The same dynamic played out again this past year when CPS proposed to build a new high school in Englewood to replace four high schools that were under-enrolled and in poor condition. At public hearings, Englewood communities members turned out in large numbersto tell their neighborhood’s history and their personal stories as evidence that these schools should not be closed, but rather, given new investments of resources and support. In February, the CPS Board voted to immediately close one of the high schools and phase out the other three while a new Englewood high school is built.
So in Jackson’s call to use the GoCPS data as a “single source of truth” in discussion with communities, I see the past beginning to replay itself. One set of data about which high schools some families prefer is being preemptively positioned as the “truth” on par with, if not more true, than CPS’ long history of racism and the urgent voices of community members who know their neighborhoods best.
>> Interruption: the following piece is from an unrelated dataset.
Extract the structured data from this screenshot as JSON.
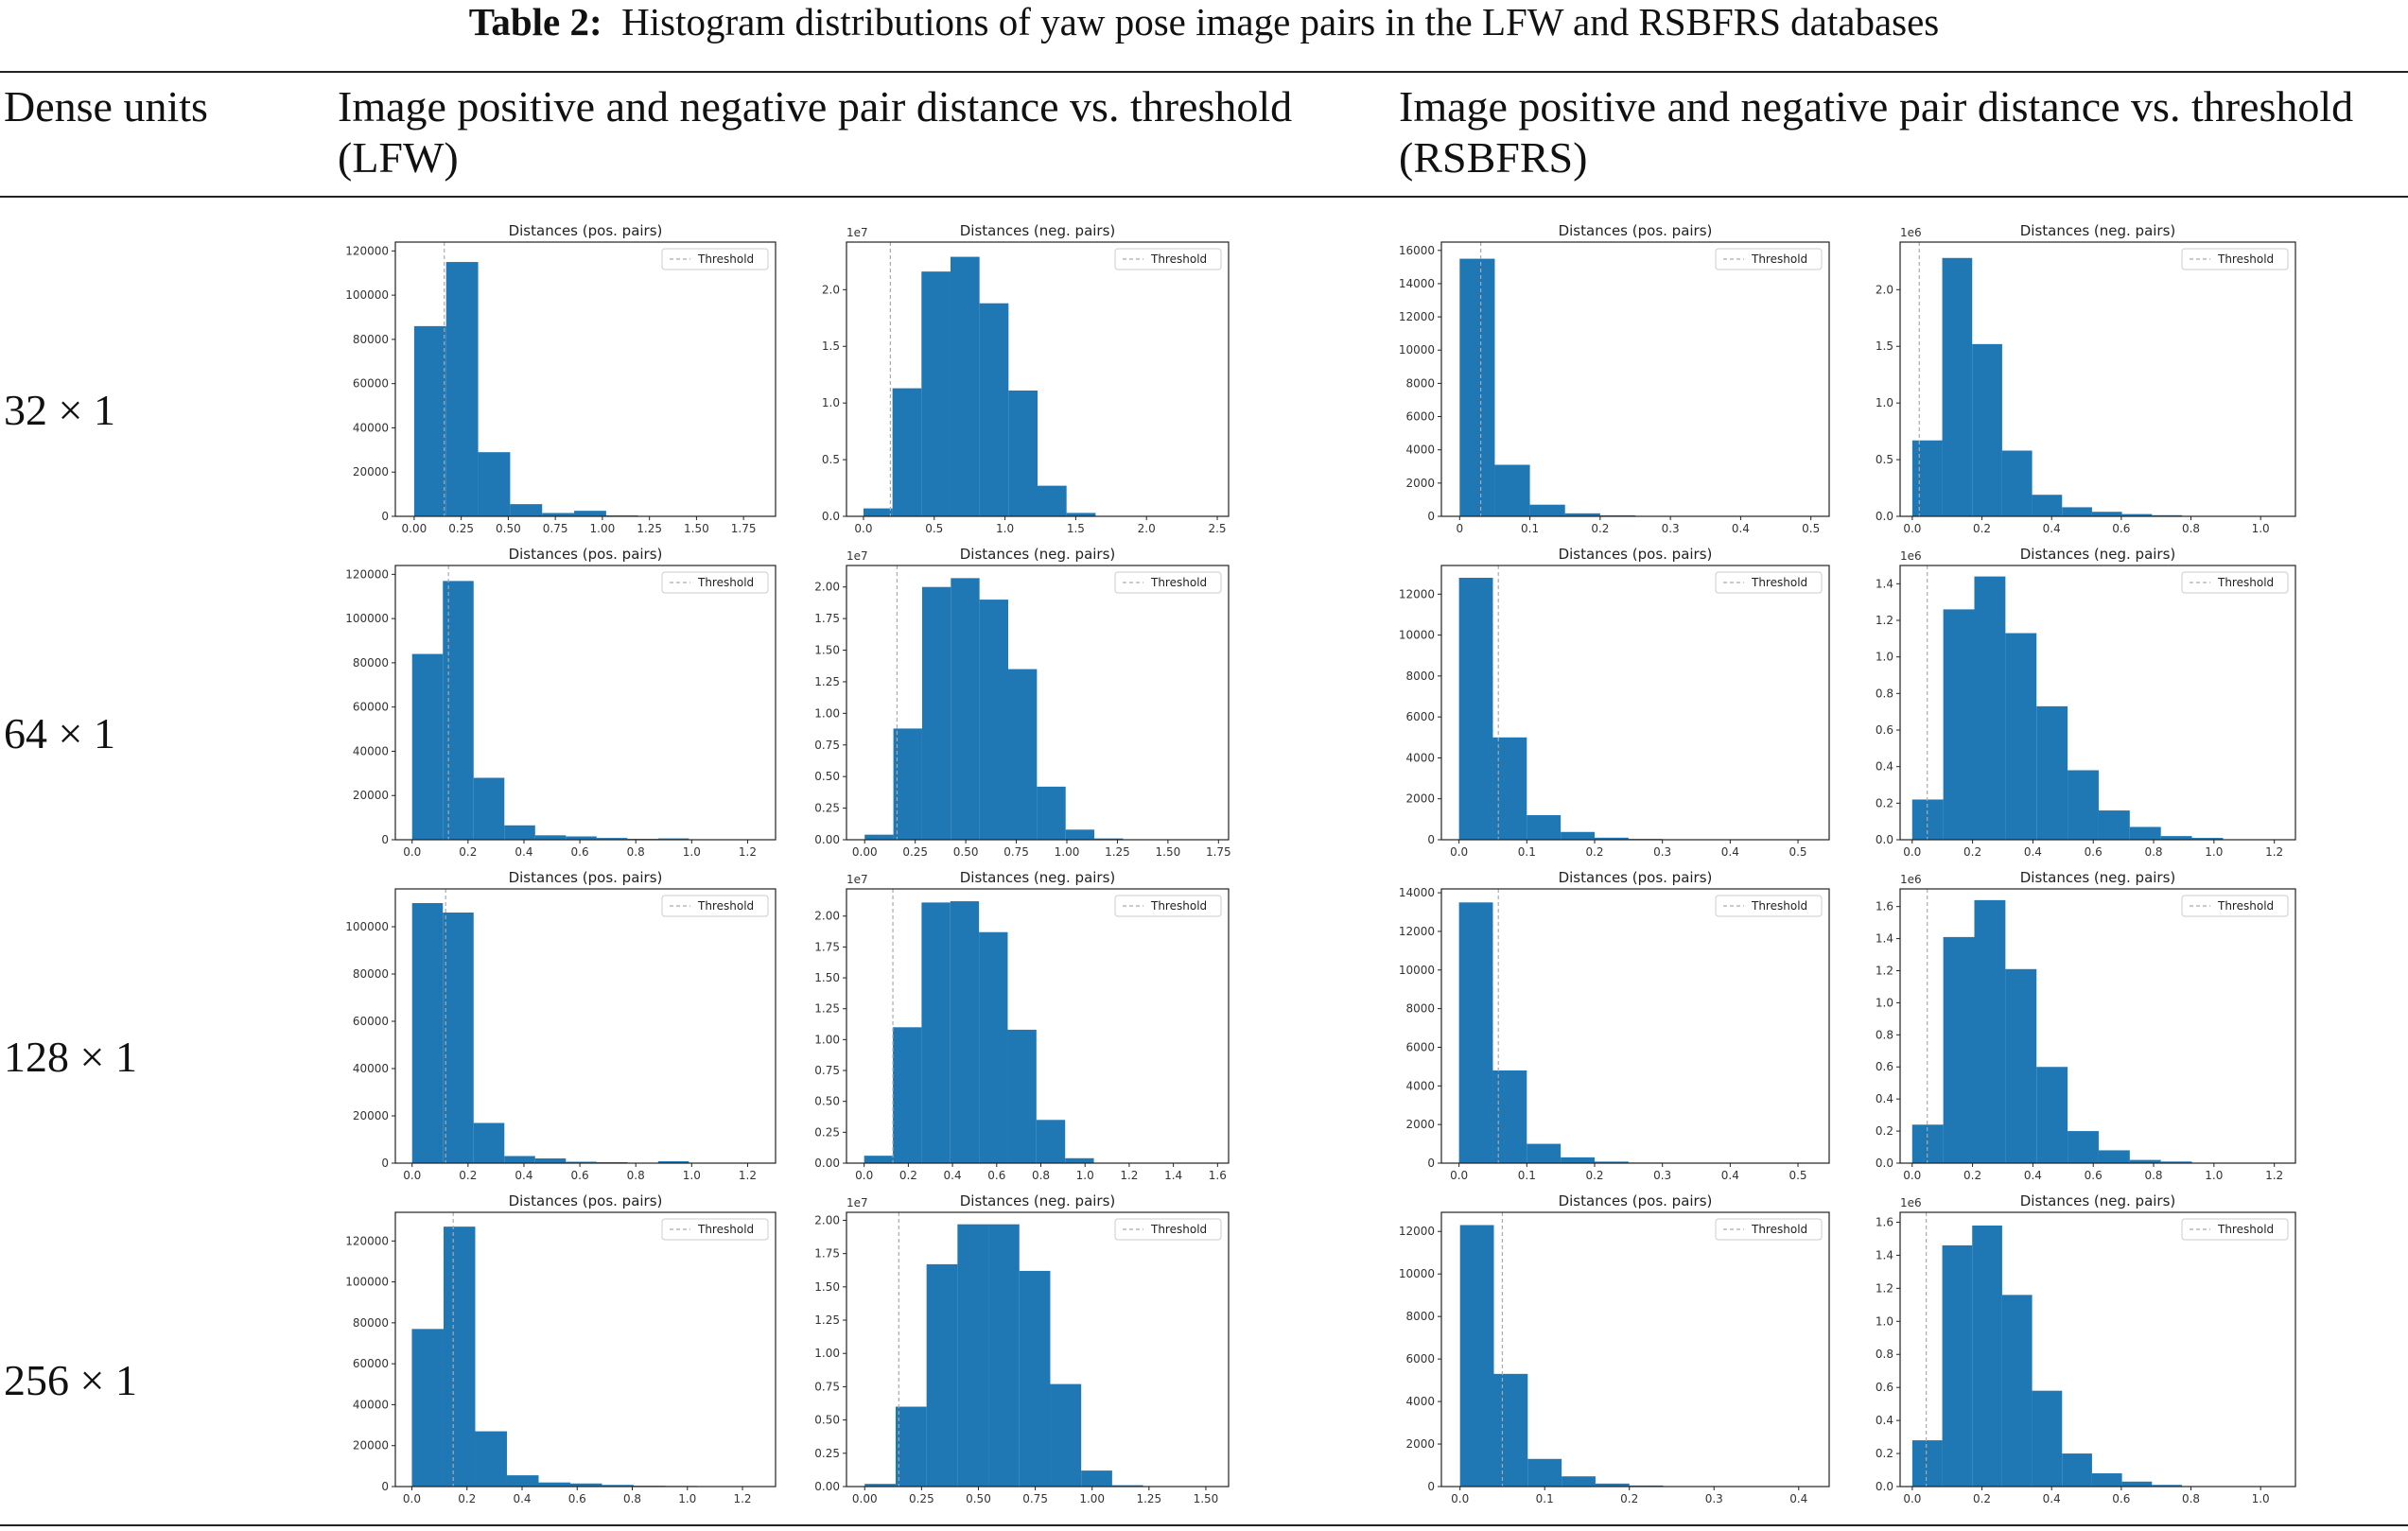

This isn’t an issue of semantics, but instead, a question of who we will truly listen to and what kinds of evidence will we be persuaded by when it comes time to reckon with our district’s fundamental problems.
It is these fundamental problems that demand our attention more so than any tinkering towards minor improvements. When CPS initiated GoCPS, it was indicating that it thinks the current high school system is basically adequate and that it primarily requires greater facilitation of parent choice to help identify and address issues. This ignores the basic, foundational problems of our inequitable system. What we need is a broad public forum on difficult questions at CPS’ core: What kind of school system do we want for Chicago? How can we create an equitable, anti-racist system? How can we sustainably resource such a system? How will we ultimately define its success?